On Saturday mornings my grandparents and I would head out to the various local farm stands for fresh produce. The first stop was always for strawberries at the field a block from their home where the farmer would guide me through the process of picking my own strawberries. I, of course, insisted on validating each experience with a taste test. During the afternoon, we would harvest avocados from the huge trees in my grandparent’s backyard. I’d carry my beautiful green avocados into their back porch and exchange the previous week’s avocados, which we ate, for the newly picked ones which would sit to ripen.
My favorite thing to do with my grandparents on Saturday night was to visit Walter and Cordelia Knott’s Berry Farm. We would dine at Mrs. Knott’s Chicken Dinner Restaurant. It was in Cordelia’s restaurant that I gained my insatiable craving for the farm’s boysenberries. Mrs. Knott turned those berries into jam, jelly, syrup, and pie—and I loved them all! After dinner we’d go into the Knott’s live bee exhibit and watch the bees work their way madly through the honeycomb.
I feel fortunate to have had these heavenly experiences with farmers and food because farming in America doesn’t look quite the way that it used to. Urban development is slowly steamrolling over cities agriculture belts. Local sustainability has been minimized, and reliance has been placed upon the shoulders of large growers. Awakening to a new generation of thinking are young, educated individuals willing to become farmers. Existing farmers are elated. Their fight to avoid being pushed out or bought out is real. But the movement toward the reunion of town and country is evident by increased support and the spending of dollars on ‘locally grown’. Call it a trend, but the drive toward reviving the farm is alive. And how the farmers plan to hold on to farming is a community discussion.

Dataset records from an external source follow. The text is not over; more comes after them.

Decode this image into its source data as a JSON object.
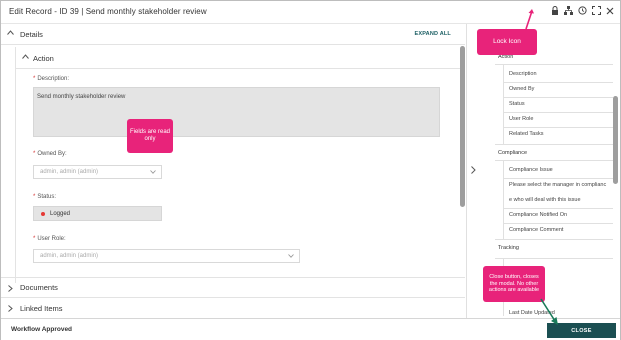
{
  "window": {
    "title": "Edit Record - ID 39 | Send monthly stakeholder review",
    "icons": [
      "lock-icon",
      "hierarchy-icon",
      "history-icon",
      "fullscreen-icon",
      "close-icon"
    ]
  },
  "details": {
    "label": "Details",
    "expand_all": "EXPAND ALL",
    "action": {
      "label": "Action",
      "description_label": "Description:",
      "description_value": "Send monthly stakeholder review",
      "owned_by_label": "Owned By:",
      "owned_by_value": "admin, admin (admin)",
      "status_label": "Status:",
      "status_value": "Logged",
      "status_color": "#e53935",
      "user_role_label": "User Role:",
      "user_role_value": "admin, admin (admin)"
    }
  },
  "sections": {
    "documents": "Documents",
    "linked_items": "Linked Items"
  },
  "nav": {
    "action_group": "Action",
    "action_items": [
      "Description",
      "Owned By",
      "Status",
      "User Role",
      "Related Tasks"
    ],
    "compliance_group": "Compliance",
    "compliance_items": [
      "Compliance Issue",
      "Please select the manager in complianc",
      "e who will deal with this issue",
      "Compliance Notified On",
      "Compliance Comment"
    ],
    "tracking_group": "Tracking",
    "tracking_items": [
      "Last Date Updated"
    ]
  },
  "footer": {
    "status": "Workflow Approved",
    "close_label": "CLOSE"
  },
  "annotations": {
    "lock_icon": "Lock Icon",
    "fields": "Fields are read only",
    "close": "Close button, closes the modal. No other actions are available",
    "color": "#e8237a"
  }
}
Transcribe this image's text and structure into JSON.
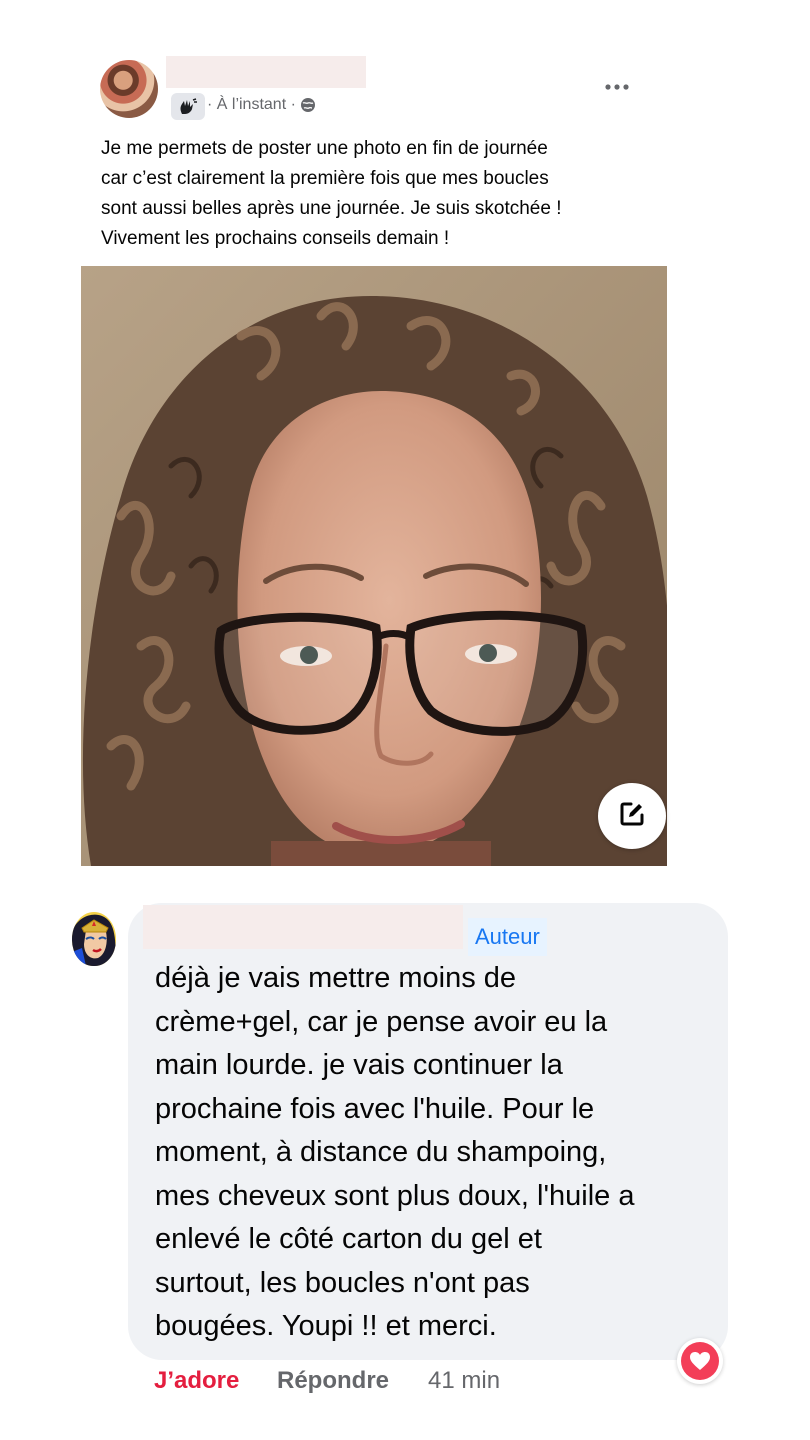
{
  "post": {
    "meta_time": "· À l’instant ·",
    "icons": {
      "group": "group-icon",
      "audience": "globe-icon",
      "menu": "more-options-icon"
    },
    "text_lines": [
      "Je me permets de poster une photo en fin de journée",
      "car c’est clairement la première fois que mes boucles",
      "sont aussi belles après une journée. Je suis skotchée !",
      "Vivement les prochains conseils demain !"
    ],
    "photo_edit_icon": "edit-icon"
  },
  "comment": {
    "author_badge": "Auteur",
    "text_lines": [
      "déjà je vais mettre moins de",
      "crème+gel, car je pense avoir eu la",
      "main lourde. je vais continuer la",
      "prochaine fois avec l'huile. Pour le",
      "moment, à distance du shampoing,",
      "mes cheveux sont plus doux, l'huile a",
      "enlevé le côté carton du gel et",
      "surtout, les boucles n'ont pas",
      "bougées. Youpi !! et merci."
    ],
    "reaction_icon": "heart-reaction-icon",
    "actions": {
      "like": "J’adore",
      "reply": "Répondre",
      "time": "41 min"
    }
  },
  "colors": {
    "like_red": "#e41e3f",
    "link_blue": "#1877f2",
    "bubble_gray": "#f0f2f5",
    "meta_gray": "#65676b"
  }
}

“There are in reality not only, as is so constantly assumed, two alternatives—town life and country life—but a third alternative, in which all the advantages of the most energetic and active town life, with all the beauty and delight of the country, may be secured in perfect combination.” - Ebenezer Howard, 1898
The Summer Issue of Etched takes a look across the fields of the southwest. From small farms and farmers markets to heritage crops and large producers, you will meet the individuals who literally are putting food on your tables. The beekeeper, the herb grower, the rancher, the native crop owner, all have a place in the Summer Issue of Etched—and in our lives.
Driving home from a hike in Zion National Park, I stopped at a farm stand in Rockville. Displayed in front of the modest orchard were brightly colored, “organically grown,” apricots and the greenest of apples. I bagged all of my favorites and left my money in the ‘honor system’ can. While standing there, I bit into an apricot. The warmth of the sun had softened the fruit as if it were out of a freshly baked pie. The moment and flavor, euphoric. Consider when you sit down to dinner, where your food comes from. Perhaps you, too, will discover the taste of farming’s goodness.